CARE Consulting will also be hosting MIIS students for a January 2021 consultancy project.
United Nations Institute for Disarmament Research (UNIDIR) in Geneva, Switzerland
From June to September 7 students from the NPTS, IPD, and MPA programs participated in research for UNIDIR. Manuel Martínez Miralles (IPD/MPA, ‘13) coordinated their activities. He has worked as a researcher for UNIDIR in Geneva, Switzerland since 2018. The main project objective was to produce background research that unpacks the economic dimensions relevant to ammunition safety and security risks- including costs related to unplanned explosions, ammunition diversion and misuse, ammunition management programs, and development of new technologies for risk mitigation.
The following research presentations were given by students at the conclusion of their project:
Quantifying the Risk of Diversion: a Proxy Risk Scoring Model by Emily Christian (NPTS, ‘21) and Alex Karmin (NPTS, ‘21)

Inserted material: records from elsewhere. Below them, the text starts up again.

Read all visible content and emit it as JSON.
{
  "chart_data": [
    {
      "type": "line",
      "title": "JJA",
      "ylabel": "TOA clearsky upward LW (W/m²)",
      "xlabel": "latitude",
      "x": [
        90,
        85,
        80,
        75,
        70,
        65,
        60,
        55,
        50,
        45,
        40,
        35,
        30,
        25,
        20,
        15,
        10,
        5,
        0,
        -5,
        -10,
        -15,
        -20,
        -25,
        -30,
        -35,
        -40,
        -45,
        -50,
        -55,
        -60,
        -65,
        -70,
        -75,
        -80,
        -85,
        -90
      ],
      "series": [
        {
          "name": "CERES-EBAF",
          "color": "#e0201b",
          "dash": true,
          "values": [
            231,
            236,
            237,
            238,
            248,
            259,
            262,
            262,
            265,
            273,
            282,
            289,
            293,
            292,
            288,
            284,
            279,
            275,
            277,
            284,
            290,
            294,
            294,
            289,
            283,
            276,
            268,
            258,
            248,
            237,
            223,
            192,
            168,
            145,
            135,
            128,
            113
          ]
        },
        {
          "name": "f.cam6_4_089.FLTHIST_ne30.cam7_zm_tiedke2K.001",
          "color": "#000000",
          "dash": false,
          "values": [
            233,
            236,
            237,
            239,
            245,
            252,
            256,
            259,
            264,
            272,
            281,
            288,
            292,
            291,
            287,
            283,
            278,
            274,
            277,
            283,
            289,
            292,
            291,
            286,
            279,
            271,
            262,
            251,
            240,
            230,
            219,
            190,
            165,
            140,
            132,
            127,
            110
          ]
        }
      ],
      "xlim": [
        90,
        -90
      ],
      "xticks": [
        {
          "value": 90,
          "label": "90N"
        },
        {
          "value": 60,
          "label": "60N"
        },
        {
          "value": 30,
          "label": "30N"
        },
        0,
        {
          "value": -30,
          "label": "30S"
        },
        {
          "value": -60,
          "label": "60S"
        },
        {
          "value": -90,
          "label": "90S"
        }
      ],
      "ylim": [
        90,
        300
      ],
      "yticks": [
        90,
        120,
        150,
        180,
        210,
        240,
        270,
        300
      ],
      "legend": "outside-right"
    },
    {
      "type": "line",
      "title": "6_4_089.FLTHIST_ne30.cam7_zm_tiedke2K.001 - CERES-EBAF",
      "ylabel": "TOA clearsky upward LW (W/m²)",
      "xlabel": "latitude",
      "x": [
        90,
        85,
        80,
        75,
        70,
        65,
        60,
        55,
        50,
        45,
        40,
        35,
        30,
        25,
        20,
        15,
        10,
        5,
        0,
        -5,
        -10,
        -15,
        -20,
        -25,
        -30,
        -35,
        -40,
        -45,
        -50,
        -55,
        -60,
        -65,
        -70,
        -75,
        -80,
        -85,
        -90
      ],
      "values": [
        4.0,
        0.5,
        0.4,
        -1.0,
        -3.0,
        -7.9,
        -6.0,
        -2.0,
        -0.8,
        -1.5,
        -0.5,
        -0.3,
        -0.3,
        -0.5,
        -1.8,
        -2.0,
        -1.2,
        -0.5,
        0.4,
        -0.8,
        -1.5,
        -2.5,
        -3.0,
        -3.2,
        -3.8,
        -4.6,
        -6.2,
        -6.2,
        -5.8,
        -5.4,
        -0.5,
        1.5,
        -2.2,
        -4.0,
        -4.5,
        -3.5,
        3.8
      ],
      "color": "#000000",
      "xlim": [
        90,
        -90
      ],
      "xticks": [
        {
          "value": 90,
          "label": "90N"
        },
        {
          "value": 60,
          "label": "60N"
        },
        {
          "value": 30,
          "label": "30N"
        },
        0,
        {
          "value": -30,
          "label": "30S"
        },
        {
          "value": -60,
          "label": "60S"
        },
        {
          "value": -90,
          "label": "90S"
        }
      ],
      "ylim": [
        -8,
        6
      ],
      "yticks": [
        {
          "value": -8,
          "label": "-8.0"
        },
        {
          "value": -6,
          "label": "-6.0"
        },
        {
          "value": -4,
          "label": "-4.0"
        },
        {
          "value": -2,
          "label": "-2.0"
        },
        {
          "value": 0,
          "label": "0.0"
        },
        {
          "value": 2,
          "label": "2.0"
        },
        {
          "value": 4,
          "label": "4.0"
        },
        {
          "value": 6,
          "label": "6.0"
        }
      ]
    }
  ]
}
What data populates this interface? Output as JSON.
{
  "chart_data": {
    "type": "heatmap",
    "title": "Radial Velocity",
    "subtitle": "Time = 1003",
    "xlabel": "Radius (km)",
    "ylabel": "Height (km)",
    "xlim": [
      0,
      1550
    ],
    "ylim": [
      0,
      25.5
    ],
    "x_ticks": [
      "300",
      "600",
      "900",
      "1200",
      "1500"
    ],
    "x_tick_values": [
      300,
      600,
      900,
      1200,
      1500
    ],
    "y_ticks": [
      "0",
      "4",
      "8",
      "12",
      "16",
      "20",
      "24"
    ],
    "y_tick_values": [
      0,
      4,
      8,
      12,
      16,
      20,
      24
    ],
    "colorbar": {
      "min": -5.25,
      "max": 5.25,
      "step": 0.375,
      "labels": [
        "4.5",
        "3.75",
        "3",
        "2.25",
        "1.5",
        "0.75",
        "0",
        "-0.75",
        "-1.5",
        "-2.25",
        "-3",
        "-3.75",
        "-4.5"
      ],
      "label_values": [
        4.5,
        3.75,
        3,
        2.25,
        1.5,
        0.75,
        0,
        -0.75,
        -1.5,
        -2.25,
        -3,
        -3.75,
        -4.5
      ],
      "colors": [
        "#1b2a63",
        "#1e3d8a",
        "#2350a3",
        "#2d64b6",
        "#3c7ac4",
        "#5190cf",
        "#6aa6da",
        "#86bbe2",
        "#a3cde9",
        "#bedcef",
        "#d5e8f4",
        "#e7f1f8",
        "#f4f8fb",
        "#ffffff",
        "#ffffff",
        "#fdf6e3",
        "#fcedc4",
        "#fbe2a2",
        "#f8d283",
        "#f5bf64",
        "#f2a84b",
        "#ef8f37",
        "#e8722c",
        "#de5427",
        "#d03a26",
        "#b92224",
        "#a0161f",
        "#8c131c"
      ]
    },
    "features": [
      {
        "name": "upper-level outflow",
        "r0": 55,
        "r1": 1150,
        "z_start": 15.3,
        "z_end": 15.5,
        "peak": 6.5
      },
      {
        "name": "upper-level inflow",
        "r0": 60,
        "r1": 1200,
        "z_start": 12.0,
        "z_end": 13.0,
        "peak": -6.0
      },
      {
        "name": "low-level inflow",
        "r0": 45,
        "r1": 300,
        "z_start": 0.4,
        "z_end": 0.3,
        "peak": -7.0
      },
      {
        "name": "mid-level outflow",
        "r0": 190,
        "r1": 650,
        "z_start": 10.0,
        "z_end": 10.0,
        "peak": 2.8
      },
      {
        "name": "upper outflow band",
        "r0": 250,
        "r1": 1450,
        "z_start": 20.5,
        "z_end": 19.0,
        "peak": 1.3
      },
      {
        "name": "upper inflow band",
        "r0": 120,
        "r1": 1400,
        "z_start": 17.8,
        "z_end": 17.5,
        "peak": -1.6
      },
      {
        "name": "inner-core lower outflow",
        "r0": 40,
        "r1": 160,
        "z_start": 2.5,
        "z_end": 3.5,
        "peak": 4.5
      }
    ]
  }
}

Exploring the Direct and Indirect Costs Associated with Unplanned Explosions at Munitions Sites by Jane Eklund (IPD/MPA, ‘21)
Overview of Costs for Effective Through-life-Management of Ammunition by Jackson Dzus (NPTS, ‘21)
How Much States are Investing in PSSM and Destruction Programmes to Prevent Ammunition Explosions and Diversion? by Keily Ramirez (IPD, ‘21) and Steisha Monderoy (IPD, ‘21)
Ammunition Control Technologies by Agostina Ntow (IPD, ‘21)
The office of Immersive Professional Learning plans on offering 2-4 team virtual internship opportunities in January 2021 for students to gain experience and connect with alumni.